Mass Effect™ Legendary Edition 20210512005736

We've waited an entire console generation for BioWare to finally remaster the Mass Effect trilogy, but it looks as though our patience has been rewarded with a collection that goes above and beyond. Ideally, we would be bringing you a full review of Mass Effect Legendary Edition right now, but we simply haven't had it long enough to play more than a chunk of the first game. As such, we can't say for sure whether Mass Effect 2 and Mass Effect 3 are on par with what we've seen from Mass Effect 1 — but just know that our expectations have been surpassed so far.

All of the screenshots used in this article were taken directly from our PS5. Some were taken using Legendary Edition's new photo mode, but we didn't use any of its editing tools.

Legendary Edition's version of Mass Effect looks like a different game — and we mean that in the best possible way. BioWare has really gone to town on the 2007 RPG, overhauling its visuals across the board. Characters and environmental assets have been replaced with much higher quality models. Textures have been enhanced significantly. The lighting's been redone. The whole galaxy's been pumped full of colour. But all of these changes don't rob Mass Effect of its charm. Sure, it doesn't look like the screen's coated in mud anymore, but the series' trademark use of lens flare remains, and it's essentially the exact same game in terms of design. At a glance, it could pass for a recent PS4 release, and that's no small feat.

Sit down to watch some gameplay, though, and you'll see that only so much can be done to modernise a title that was already janky upon its release 14 years ago. Animations are comically stiff, and every human who isn't a party member still looks like a waxwork that was deemed too creepy to be put on display.

Thankfully, what was by far Mass Effect 1's biggest issue has been remedied — at least on some level. It's fair to say that the original adventure was, at worst, an absolute chore to play, but BioWare has tweaked the controls and gameplay balance to a very noticeable degree. Movement is way more responsive, guns actually pack some punch, and you no longer have to pray to the RNG gods that your bullets will find their mark. Mass Effect now plays like a third-person shooter. An incredibly basic one, by today's standards, but it's a gigantic improvement nonetheless.

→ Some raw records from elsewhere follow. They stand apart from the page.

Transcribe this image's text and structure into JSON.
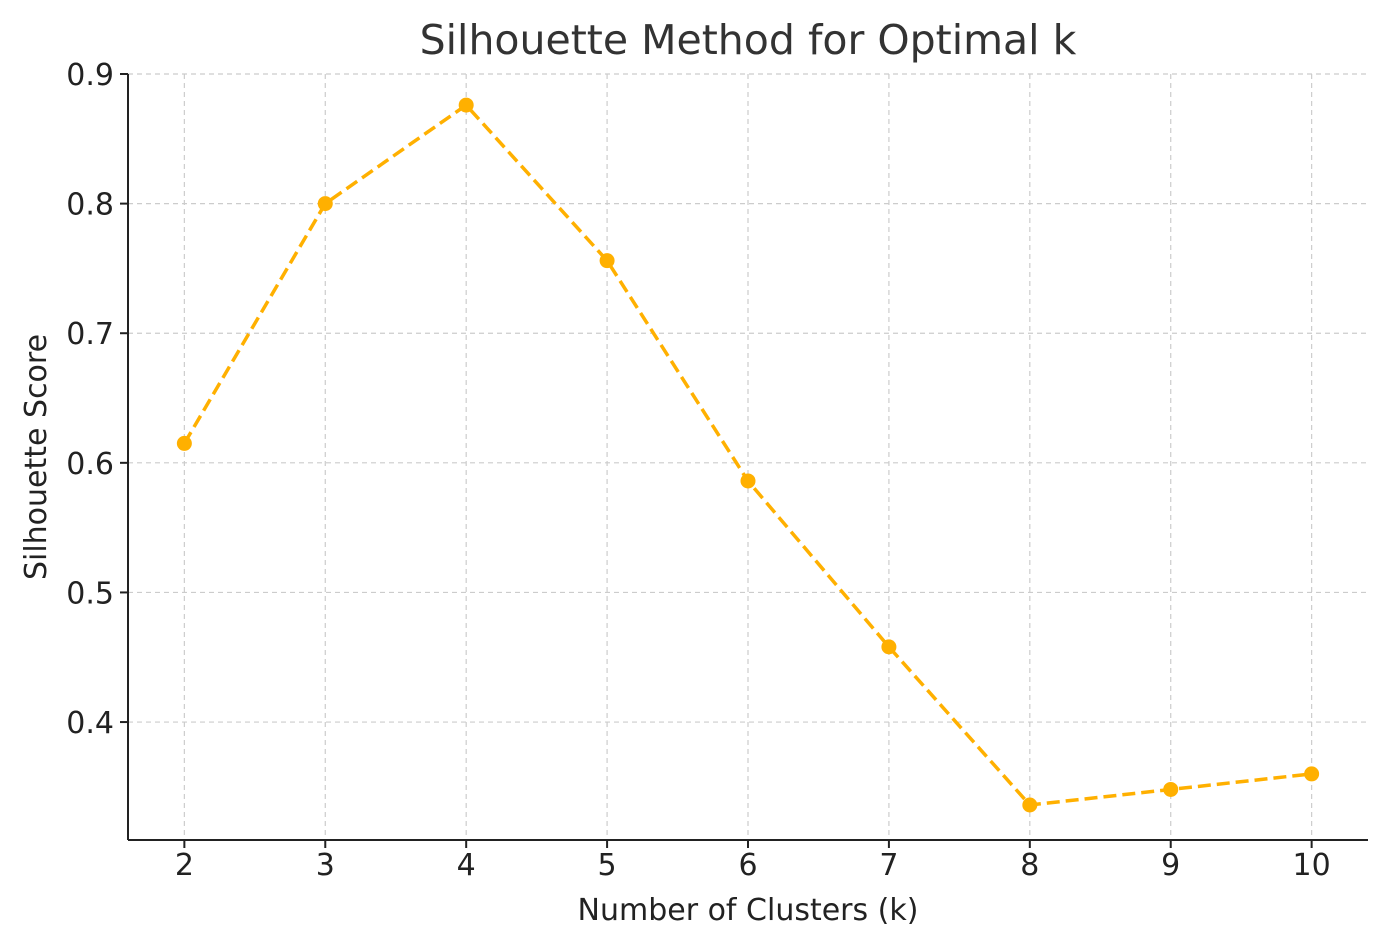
{
  "chart_data": {
    "type": "line",
    "title": "Silhouette Method for Optimal k",
    "xlabel": "Number of Clusters (k)",
    "ylabel": "Silhouette Score",
    "x": [
      2,
      3,
      4,
      5,
      6,
      7,
      8,
      9,
      10
    ],
    "series": [
      {
        "values": [
          0.615,
          0.8,
          0.876,
          0.756,
          0.586,
          0.458,
          0.336,
          0.348,
          0.36
        ],
        "color": "#FFB000",
        "line_style": "dashed",
        "marker": "circle"
      }
    ],
    "x_ticks": [
      "2",
      "3",
      "4",
      "5",
      "6",
      "7",
      "8",
      "9",
      "10"
    ],
    "y_ticks": [
      "0.4",
      "0.5",
      "0.6",
      "0.7",
      "0.8",
      "0.9"
    ],
    "y_tick_values": [
      0.4,
      0.5,
      0.6,
      0.7,
      0.8,
      0.9
    ],
    "xlim": [
      1.6,
      10.4
    ],
    "ylim": [
      0.309,
      0.9
    ],
    "grid": true,
    "colors": {
      "text": "#333333",
      "axis": "#222222",
      "grid": "#cccccc"
    }
  }
}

Even the cursed Mako has been improved. The six-wheeled space-tank plays quite a large role in the first game, as Commander Shepard and his allies use it to travel across the surface of desolate planets. Back in 2007, it was a nightmare to drive; it always felt as though it was skidding across ice, and it bounced along bumpy terrain like it was made of rubber. Again, it's more responsive, tighter controls that win the day. We're still not huge fans of the Mako sections since the vehicular combat is just so boring, but we no longer dread having to pilot the thing.

In terms of performance, Legendary Edition plays like a dream on PS5. The game's quality mode offers 4K support at 60 frames-per-second on Sony's current-gen console exclusively, and it's a beautiful thing. Those on PS4 Pro and PS4 can also opt for a "targeted" 60fps via performance mode, but it comes at the cost of being capped at 1440p on Pro, and 1080p on PS4.

Oh, and those damned elevator rides? Over in a flash. You can still wait it out in order to hear unique banter between your squadmates, but you're otherwise free to skip ahead after just a few seconds. Likewise, fast travel is, well, fast. Teleporting between areas on the Citadel is near instantaneous on PS5, which is a huge plus given the amount of legwork that several sidequests require.

So Mass Effect Legendary Edition looks great and it plays infinitely better than it ever has — but graphics and moment-to-moment gameplay weren't the original's strengths. Indeed, it's Mass Effect 1's ability to build a full sci-fi universe that makes it so special. The first game revels in bite-sized exposition, with the initial hours dishing out all kinds of intriguing facts about its futuristic setting. It's all just as cohesive and fascinating today as it was 14 years ago — and the best part is that it sets the stage for its equally engaging sequels.

At this point, it's perhaps worth explaining how Legendary Edition is set up. Basically, the trilogy has been compiled into one launcher. When you boot Legendary Edition, you're greeted with an especially swish BioWare logo, and then you're dropped onto a menu screen that presents all three games. You click on the one that you want to play, and you jump over to that game's remastered title screen.

If, for whatever reason, you want to skip Mass Effect 1 and jump straight into Mass Effect 2, you get the option to play through the second game's interactive comic, which lets you establish your Shepard's past actions. Leaping right into Mass Effect 3 is the same deal, but with a different comic.

If you're brand new to Mass Effect, but you've always been interested, we'd highly recommend checking out Legendary Edition based on what we've played so far. For the first game in particular, this looks and feels like the definitive way to experience a beloved RPG.